Main limitations: Powered for a larger effect than observed (rare outcomes need very large samples); a configuration error contaminated the control arm and shared-network habits blur the comparison, both biasing toward no difference; a single private urban network with already-high standards; no prespecified noninferiority or safety framework; short 14-day horizon.

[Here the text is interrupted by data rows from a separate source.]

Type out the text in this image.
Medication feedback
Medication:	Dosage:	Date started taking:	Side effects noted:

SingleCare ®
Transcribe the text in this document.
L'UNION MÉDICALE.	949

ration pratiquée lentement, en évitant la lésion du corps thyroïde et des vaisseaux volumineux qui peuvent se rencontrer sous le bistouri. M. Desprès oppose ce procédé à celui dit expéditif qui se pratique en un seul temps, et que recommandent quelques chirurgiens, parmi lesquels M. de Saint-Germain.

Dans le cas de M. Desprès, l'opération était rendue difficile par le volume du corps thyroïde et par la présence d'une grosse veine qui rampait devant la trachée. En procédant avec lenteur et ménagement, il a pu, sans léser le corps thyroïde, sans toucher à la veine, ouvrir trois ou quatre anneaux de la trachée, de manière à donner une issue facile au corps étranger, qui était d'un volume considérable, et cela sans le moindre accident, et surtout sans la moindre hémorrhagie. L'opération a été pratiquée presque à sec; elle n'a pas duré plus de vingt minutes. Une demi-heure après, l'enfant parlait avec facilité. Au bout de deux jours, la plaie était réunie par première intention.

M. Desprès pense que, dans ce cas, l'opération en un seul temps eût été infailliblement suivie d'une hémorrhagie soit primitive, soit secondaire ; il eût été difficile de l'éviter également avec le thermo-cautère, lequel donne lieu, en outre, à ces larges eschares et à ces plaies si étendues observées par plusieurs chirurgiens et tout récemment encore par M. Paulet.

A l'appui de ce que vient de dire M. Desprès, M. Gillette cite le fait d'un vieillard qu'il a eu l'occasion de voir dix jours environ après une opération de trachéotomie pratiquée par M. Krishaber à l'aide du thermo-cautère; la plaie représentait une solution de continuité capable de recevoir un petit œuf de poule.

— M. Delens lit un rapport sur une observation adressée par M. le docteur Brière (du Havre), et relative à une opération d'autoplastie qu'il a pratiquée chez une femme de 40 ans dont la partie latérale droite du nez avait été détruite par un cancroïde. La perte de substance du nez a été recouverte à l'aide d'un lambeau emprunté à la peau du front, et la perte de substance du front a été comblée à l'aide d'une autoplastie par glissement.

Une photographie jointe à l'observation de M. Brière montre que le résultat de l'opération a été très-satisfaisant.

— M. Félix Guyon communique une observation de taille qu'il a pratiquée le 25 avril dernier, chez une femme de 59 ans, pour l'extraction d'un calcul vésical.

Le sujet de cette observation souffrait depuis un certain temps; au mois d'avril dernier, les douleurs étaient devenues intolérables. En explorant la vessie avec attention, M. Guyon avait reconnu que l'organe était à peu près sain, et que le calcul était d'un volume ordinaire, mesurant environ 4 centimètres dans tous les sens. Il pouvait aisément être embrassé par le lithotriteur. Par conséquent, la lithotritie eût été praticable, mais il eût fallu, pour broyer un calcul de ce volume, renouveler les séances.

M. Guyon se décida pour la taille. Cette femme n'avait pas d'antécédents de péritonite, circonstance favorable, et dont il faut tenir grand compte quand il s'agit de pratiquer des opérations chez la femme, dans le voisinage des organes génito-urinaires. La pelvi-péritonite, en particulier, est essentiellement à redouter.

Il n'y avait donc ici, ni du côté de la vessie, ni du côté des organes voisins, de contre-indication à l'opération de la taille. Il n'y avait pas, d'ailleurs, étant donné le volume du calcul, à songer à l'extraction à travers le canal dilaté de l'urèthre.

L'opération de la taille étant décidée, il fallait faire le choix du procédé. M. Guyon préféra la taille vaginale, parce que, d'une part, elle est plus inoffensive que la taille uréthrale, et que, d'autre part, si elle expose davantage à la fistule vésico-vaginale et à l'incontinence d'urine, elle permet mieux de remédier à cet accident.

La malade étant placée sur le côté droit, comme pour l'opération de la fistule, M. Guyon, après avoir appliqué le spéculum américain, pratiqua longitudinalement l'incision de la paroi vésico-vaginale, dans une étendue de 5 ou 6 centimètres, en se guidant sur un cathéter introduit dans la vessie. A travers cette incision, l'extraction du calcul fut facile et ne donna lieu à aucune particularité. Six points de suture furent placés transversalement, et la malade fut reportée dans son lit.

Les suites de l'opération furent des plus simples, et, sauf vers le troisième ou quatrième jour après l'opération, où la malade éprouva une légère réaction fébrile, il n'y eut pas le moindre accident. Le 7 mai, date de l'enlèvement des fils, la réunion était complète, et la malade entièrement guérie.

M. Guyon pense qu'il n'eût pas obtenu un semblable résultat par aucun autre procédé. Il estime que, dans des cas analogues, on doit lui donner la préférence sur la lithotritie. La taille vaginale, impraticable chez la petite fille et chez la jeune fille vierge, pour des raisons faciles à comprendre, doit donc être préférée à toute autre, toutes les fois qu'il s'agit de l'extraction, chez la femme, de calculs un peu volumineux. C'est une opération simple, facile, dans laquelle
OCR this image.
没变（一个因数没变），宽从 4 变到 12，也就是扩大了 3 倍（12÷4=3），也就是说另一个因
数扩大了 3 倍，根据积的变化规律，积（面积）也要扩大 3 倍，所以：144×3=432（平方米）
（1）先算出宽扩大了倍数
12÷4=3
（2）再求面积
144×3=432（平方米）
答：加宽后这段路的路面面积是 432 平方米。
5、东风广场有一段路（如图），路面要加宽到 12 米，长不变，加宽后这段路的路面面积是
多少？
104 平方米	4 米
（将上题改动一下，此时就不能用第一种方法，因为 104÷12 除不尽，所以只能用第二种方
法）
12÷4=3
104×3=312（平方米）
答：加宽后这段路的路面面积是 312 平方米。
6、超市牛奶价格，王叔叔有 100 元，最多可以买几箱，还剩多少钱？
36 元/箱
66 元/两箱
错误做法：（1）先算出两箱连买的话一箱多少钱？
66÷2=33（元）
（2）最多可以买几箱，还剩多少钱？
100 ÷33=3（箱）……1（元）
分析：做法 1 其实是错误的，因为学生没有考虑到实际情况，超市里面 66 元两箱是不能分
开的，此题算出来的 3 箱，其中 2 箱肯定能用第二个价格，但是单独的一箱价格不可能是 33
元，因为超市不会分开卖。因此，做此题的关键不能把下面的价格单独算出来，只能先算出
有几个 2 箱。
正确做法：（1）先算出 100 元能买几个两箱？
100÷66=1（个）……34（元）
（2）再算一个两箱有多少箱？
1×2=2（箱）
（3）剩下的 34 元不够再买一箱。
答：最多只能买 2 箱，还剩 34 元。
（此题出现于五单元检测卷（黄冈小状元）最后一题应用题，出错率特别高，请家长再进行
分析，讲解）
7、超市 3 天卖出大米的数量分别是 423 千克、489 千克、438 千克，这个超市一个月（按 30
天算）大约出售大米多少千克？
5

How much confidence should a general reader have? High that the tool showed no safety signal in this trial and improved documentation. High that it did not demonstrably improve 14-day patient outcomes here. Low for any claim that it “works” or “fails” as a patient-benefit intervention — that question is genuinely unresolved and needs a much larger study. Appropriate stance: a careful, real-world result about a tool that raised no safety signal and improved the process of care, not a verdict that AI transforms — or wrecks — primary care.

Sources

Based on: Generative AI-enabled clinical decision support system in primary care: a pragmatic, cluster-randomized trial — Ambrose Agweyu, Paul Mwaniki, Vaishnavi Menon, Robert Korom, Lynda Isaaka, Conrad Wanyama, Xiaoxuan Liu & Bilal A. Mateen (and colleagues), Nature Medicine (2026).

Editorial note

This article was prepared with AI assistance and human editorial review. It is a clear, conservative explanation of the linked work, not a substitute for reading it. Responsibility for selection, interpretation, and final wording rests with the editor.